We live in a world that makes women feel sorry for what has happened to them. Our pain, Our trauma, and Our grief over who they were before they were assaulted…are not considered more valuable than a man’s potential.
We live in a world that silences survivors. We must not speak about what has happened because then we are seeking attention or bringing everyone down. Clearly, I have no problem talking about this. However, some of you may feel uncomfortable. To you I say, sit in your discomfort. Does it make you mad? Does it make you sad? Do you wish you never knew this about me? Dig deep and find the roots of those feelings. Understand your own negative ideas about survivors. Use the emotions to stand with survivors rather than against us.
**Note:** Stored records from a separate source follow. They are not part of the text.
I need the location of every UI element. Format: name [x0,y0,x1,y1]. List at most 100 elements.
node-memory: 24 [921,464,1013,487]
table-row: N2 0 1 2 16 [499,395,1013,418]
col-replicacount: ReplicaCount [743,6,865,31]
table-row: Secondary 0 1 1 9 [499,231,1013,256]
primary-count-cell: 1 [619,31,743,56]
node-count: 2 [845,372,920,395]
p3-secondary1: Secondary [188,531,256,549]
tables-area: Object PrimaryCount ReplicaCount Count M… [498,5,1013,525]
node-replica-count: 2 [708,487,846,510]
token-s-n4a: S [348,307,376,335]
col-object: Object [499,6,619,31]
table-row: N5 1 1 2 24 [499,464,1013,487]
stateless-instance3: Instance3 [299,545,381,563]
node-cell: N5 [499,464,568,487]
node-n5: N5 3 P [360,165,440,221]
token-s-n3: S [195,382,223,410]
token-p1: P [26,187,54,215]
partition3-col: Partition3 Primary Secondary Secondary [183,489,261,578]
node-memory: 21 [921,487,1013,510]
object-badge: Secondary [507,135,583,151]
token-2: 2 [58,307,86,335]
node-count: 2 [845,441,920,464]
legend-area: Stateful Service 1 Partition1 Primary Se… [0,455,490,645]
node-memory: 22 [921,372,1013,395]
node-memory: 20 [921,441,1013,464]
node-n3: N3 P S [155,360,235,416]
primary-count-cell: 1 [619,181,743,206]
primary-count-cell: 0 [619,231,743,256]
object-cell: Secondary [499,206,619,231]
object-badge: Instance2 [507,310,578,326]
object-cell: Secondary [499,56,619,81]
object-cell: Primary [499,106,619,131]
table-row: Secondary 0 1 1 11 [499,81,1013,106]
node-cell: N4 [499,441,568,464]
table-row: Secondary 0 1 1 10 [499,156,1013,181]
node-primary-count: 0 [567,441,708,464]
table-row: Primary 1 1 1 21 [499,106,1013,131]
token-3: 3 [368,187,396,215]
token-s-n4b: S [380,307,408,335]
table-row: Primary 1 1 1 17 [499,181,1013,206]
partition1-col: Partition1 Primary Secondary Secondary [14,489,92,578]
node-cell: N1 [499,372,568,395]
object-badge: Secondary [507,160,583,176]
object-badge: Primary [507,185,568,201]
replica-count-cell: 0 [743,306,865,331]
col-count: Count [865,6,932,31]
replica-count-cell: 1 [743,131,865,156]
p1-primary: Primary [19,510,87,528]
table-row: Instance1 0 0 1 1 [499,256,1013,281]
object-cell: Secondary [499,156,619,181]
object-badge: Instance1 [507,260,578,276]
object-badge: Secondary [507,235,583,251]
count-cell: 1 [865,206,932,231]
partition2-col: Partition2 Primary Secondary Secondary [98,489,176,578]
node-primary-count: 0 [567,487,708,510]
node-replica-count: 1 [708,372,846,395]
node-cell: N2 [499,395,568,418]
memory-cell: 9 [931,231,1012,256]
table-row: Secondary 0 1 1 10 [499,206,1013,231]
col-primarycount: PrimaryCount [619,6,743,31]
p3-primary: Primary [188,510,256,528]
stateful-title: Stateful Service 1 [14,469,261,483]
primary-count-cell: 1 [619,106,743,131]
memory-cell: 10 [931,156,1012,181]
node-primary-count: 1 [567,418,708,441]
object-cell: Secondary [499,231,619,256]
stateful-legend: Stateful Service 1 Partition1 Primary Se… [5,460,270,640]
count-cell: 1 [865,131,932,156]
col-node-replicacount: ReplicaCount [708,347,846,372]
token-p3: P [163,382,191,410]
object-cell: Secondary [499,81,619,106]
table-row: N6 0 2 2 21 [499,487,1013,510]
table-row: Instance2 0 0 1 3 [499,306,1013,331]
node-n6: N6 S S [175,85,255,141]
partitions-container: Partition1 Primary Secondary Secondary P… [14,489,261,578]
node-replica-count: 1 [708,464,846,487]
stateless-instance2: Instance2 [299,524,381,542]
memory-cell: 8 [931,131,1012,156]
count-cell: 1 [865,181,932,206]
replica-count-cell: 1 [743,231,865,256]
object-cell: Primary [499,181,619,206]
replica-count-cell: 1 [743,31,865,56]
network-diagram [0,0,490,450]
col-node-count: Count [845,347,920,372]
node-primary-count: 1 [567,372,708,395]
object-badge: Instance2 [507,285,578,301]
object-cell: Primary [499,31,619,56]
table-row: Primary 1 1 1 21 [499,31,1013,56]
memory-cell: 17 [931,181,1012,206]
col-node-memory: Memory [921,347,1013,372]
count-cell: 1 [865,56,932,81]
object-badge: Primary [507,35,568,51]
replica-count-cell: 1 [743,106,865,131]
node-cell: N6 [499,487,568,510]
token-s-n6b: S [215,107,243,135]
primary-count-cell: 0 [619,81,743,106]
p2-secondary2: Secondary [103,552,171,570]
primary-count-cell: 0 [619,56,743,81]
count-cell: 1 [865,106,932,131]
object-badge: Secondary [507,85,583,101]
Change does not come from being silent or indifferent toward these topics. Change comes from people revolting against this culture. Change comes from people working to change their preconceived ideas about sexual assault. This month, I have chosen to use my personal voice to bring awareness and change. A voice that was ignored, a voice that then reported, and a voice that refuses to remain silent.
However, every survivor is different. Remember, not every survivor needs to tell you their story for you to believe them. Trust someone when they say something has happened to them. Know that you are likely around a survivor everywhere you go since 1/5 of women will be sexually assaulted during their lifetime.
I am someone’s sister. I am someone’s daughter. I am someone’s friend. I am someone’s coworker. MORE IMPORTANTLY, I am someone. And now, I am someone you know who has been sexually assaulted.
Fortunately, I have processed my trauma and I have taken what has happened to me and used it for good. I know that I am strong, I am worthy of love, and I am beautiful inside and out despite the fact. Lastly, I know that I am valuable, it was not my fault, and I will not be silenced.